If you have had your pain for a longer time, it may have developed into a tendinosis. Achilles tendinosis is less likely to respond to the treatment above. Treatment for a tendinosis may include:

  • Cross friction massage: Using your finger, find the tender spot on your achilles and begin massaging that area. Make sure you are perpendicular to the line of the fibers. Your finger should move horizontally. Keep your finger in contact with the sore area and do not slide your finger on your skin. This will cause soreness, but will help improve blood flow and stimulate collagen reformation.
  • Calf stretching: It is important to make sure your calves are flexible. Below are pictures on proper ways to stretch your gastrocnemius and soleus.
Calf Stretch 1
Calf Stretch 2
  • Eccentric loading: Eccentric loading is a calf strengthening program. Its purpose is to realign the fibers of the achilles and improve blood flow within the tendon. Eccentrics have been found to be very effective for achilles tendinosis. Below is how to perform these exercises (see picture). Perform 3 sets of 25 repetitions once a day for 12 weeks. It may cause discomfort when performing initially, but this pain should lessen as the days progress.
Eccentric Loading Stretch
Eccentric Loading Stretch

Raise onto toes on both feet. When reaching the top, remove the uninvolved foot and lower down with the involved foot slowly throughout the full motion. Then raise again on both feet and lower on one.

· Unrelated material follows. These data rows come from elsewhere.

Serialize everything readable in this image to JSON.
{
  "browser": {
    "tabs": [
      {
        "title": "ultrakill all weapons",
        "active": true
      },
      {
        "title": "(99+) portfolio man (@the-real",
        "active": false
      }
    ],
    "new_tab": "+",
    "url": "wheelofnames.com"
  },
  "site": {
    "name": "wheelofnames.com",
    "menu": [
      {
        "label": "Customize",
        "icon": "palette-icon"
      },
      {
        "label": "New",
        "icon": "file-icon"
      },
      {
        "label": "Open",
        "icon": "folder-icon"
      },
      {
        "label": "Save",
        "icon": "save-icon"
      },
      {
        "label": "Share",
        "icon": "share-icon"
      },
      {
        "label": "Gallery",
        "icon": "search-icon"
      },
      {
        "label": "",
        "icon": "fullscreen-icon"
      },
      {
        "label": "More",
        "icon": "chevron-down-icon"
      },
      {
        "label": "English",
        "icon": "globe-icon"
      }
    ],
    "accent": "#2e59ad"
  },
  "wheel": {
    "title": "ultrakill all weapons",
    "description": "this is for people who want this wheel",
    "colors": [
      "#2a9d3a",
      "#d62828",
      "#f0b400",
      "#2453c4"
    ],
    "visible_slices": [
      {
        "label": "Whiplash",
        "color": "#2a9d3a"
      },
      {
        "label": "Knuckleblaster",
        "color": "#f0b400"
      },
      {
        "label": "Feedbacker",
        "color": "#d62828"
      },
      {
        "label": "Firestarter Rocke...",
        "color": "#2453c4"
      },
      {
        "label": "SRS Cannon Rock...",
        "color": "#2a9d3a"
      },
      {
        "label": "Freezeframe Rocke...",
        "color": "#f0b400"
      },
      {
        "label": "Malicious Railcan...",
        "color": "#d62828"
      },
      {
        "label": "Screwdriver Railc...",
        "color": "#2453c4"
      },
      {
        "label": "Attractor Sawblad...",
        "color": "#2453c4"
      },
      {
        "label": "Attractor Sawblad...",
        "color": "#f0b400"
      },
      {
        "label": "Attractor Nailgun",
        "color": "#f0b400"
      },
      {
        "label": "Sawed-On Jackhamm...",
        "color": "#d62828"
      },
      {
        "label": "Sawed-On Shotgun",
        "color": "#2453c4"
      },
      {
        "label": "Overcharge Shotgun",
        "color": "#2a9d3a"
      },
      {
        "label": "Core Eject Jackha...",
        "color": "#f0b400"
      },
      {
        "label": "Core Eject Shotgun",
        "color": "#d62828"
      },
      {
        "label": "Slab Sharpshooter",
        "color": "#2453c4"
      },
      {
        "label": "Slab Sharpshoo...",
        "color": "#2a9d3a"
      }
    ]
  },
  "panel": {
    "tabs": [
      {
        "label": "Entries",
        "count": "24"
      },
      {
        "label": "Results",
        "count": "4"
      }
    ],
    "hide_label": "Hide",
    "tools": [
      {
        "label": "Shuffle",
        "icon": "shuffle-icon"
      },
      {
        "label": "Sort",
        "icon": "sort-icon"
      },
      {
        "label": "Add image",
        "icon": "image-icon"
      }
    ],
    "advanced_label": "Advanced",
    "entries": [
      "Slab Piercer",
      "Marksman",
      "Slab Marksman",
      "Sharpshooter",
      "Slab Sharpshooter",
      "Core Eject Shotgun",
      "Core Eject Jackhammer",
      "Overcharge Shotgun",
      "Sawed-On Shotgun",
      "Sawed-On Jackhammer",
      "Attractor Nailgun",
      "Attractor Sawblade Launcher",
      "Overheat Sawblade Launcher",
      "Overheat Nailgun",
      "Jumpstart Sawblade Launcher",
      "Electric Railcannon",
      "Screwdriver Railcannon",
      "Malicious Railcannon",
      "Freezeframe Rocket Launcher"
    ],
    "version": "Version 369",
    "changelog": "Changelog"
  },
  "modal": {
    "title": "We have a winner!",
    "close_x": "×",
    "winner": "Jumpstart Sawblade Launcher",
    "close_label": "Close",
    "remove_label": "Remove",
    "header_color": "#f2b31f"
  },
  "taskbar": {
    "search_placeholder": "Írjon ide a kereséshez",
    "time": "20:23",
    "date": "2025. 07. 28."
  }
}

  • Heel lift: Heel lift is used to reduce stress to achilles tendon.
  • Over the counter orthotics: If you pronate excessively, over the counter orthotics may help. They control this excessive motion and reduce stress to the achilles.
  • Night splint: Night splints will hold your calf in a slightly stretched position. It will reduce the discomfort when getting out of bed and taking the first few steps of the day.


If you have not had success with any of the suggested treatment options, you may benefit from visiting a professional. See someone who understands how to treat achilles tendinitis in the running population. They should understand running mechanics and have the ability to videotape and analyze your running mechanics in order to determine what is responsible for the continued achilles pain. In the state of Virginia, most insurances allow you to visit a physical therapist WITHOUT seeing a doctor first. Reach out to your local therapist and find out if they are a good fit.